Clonidine, buprenorphine, dexamethasone, and midazolam (C, B, D, M) have been used to prolong perineural local anesthesia in the absence of data on the influence of these adjuvants on local anesthetic-induced neurotoxicity. Therefore, the impact of these adjuvants on ropivacaine (R)-induced death of isolated sensory neurons was assessed.


The trypan blue exclusion assay was used to assess death of sensory neurons isolated from adult male Sprague-Dawley rats. Drugs were applied, alone or in combination, for 2 or 24 hrs at 37°C.


Neuronal viability was halved by 24-hr exposure to R (2.5 mg/mL), far exceeding the neurotoxicity of C, B, D, or M (at 2-100 times estimated clinical concentrations). Plain M at twice the estimated clinical concentration produced a small but significant increase in neurotoxicity at 24 hrs. After 2-hr exposure, high concentrations of B, C, and M increased the neurotoxicity of R; the combination of R + M killed more than 90% of neurons. Estimated clinical concentrations of C + B (plus 66 μg/mL D) had no influence on (i) R-induced neurotoxicity, (ii) the increased neurotoxicity associated with the combination of R + M, or (iii) the neurotoxicity associated with estimated clinical concentrations of M. There was increased neurotoxicity with 133 μg/mL D combined with R + C + B.
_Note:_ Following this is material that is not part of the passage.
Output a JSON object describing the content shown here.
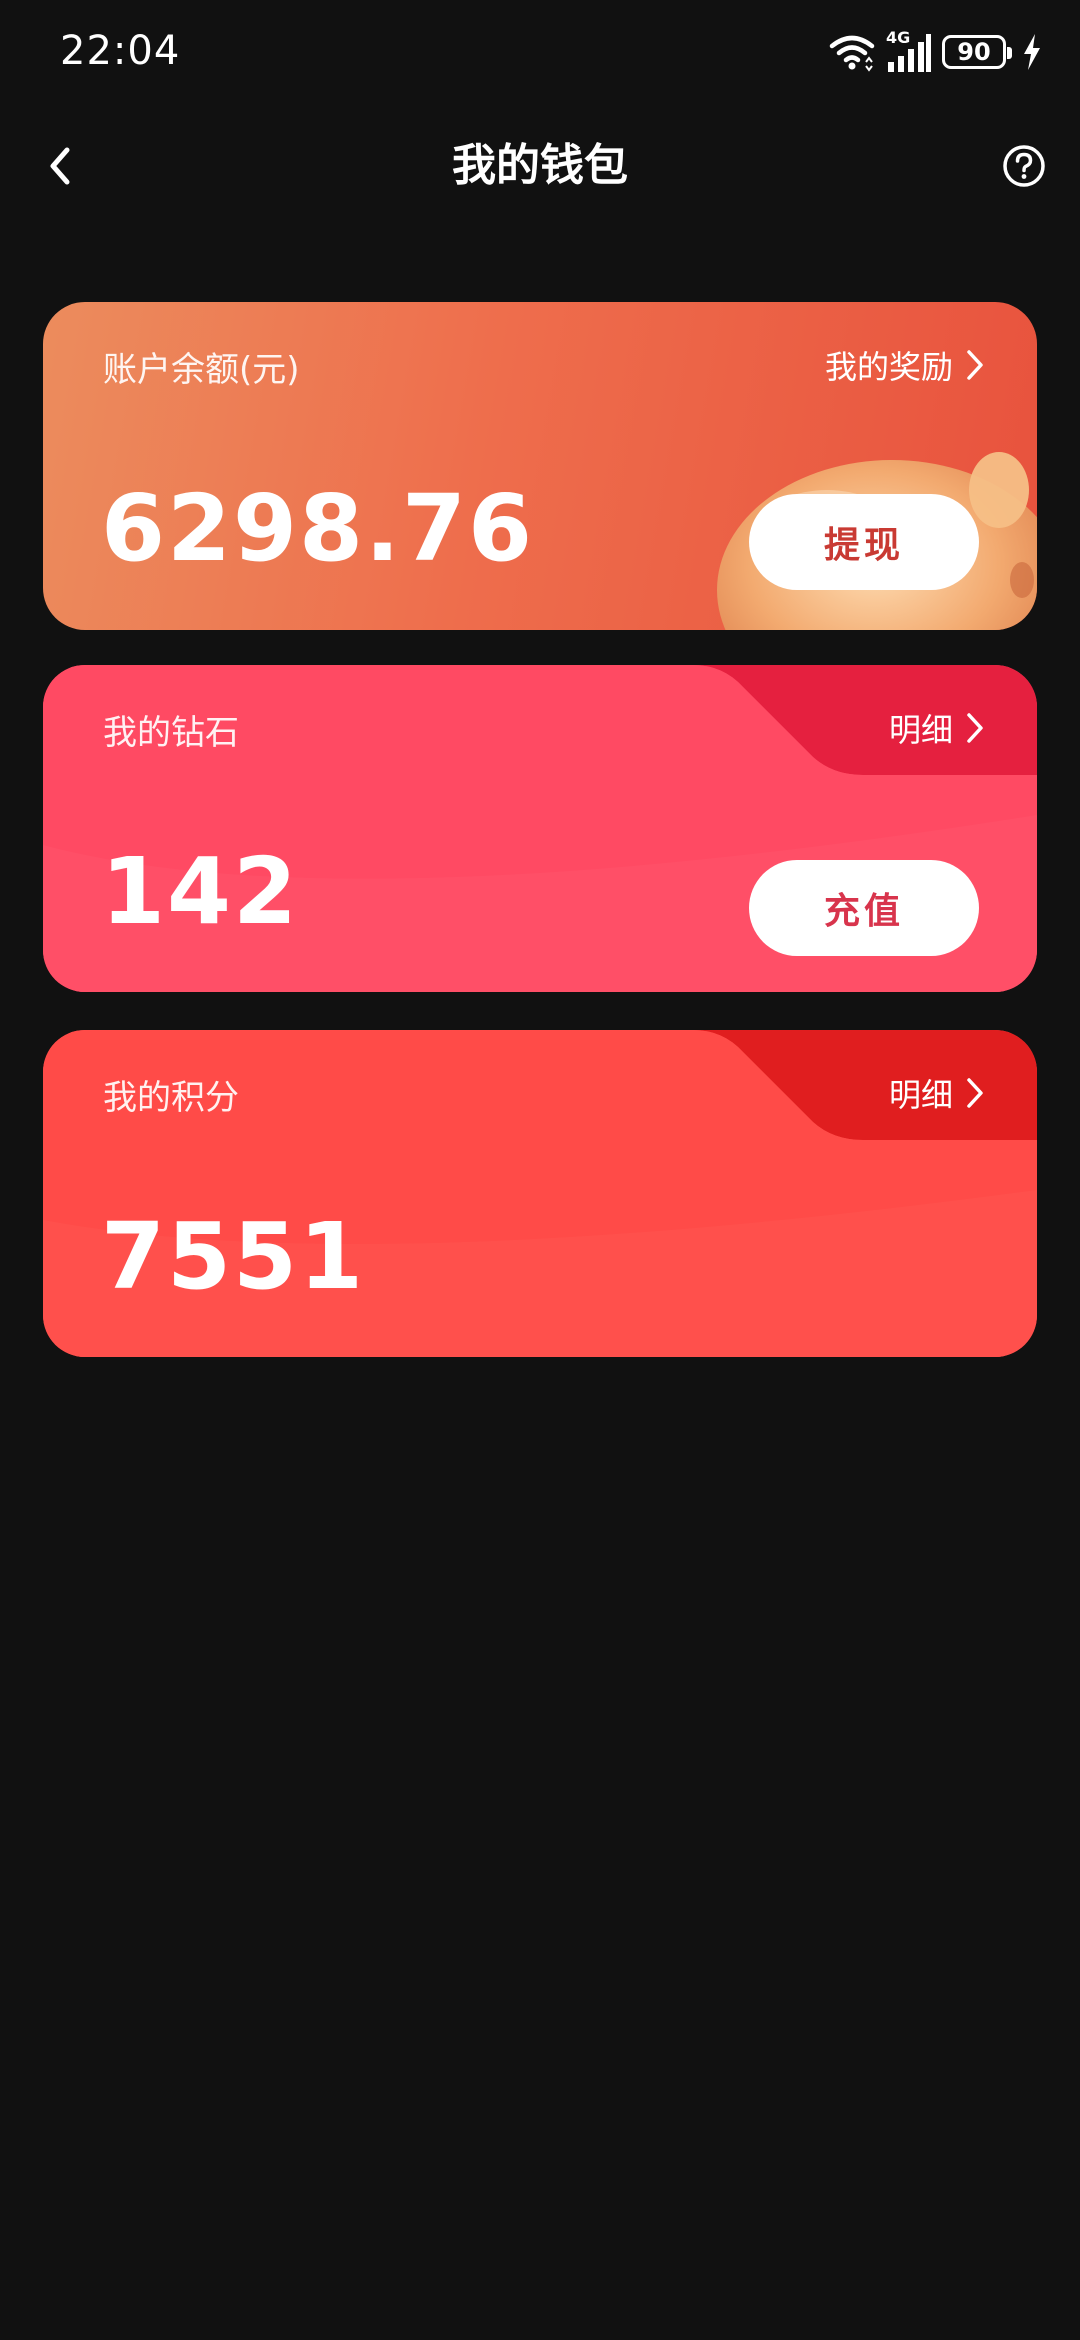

Results with R reaffirm the need to identify ways to mitigate local anesthetic-induced neurotoxicity. While having no protective effect on R-induced neurotoxicity in vitro, future research with adjuvants should address if the C + B + D combination can enable reducing R concentrations needed to achieve equianalgesia (and/or provide equal or superior duration, in preclinical in vivo models).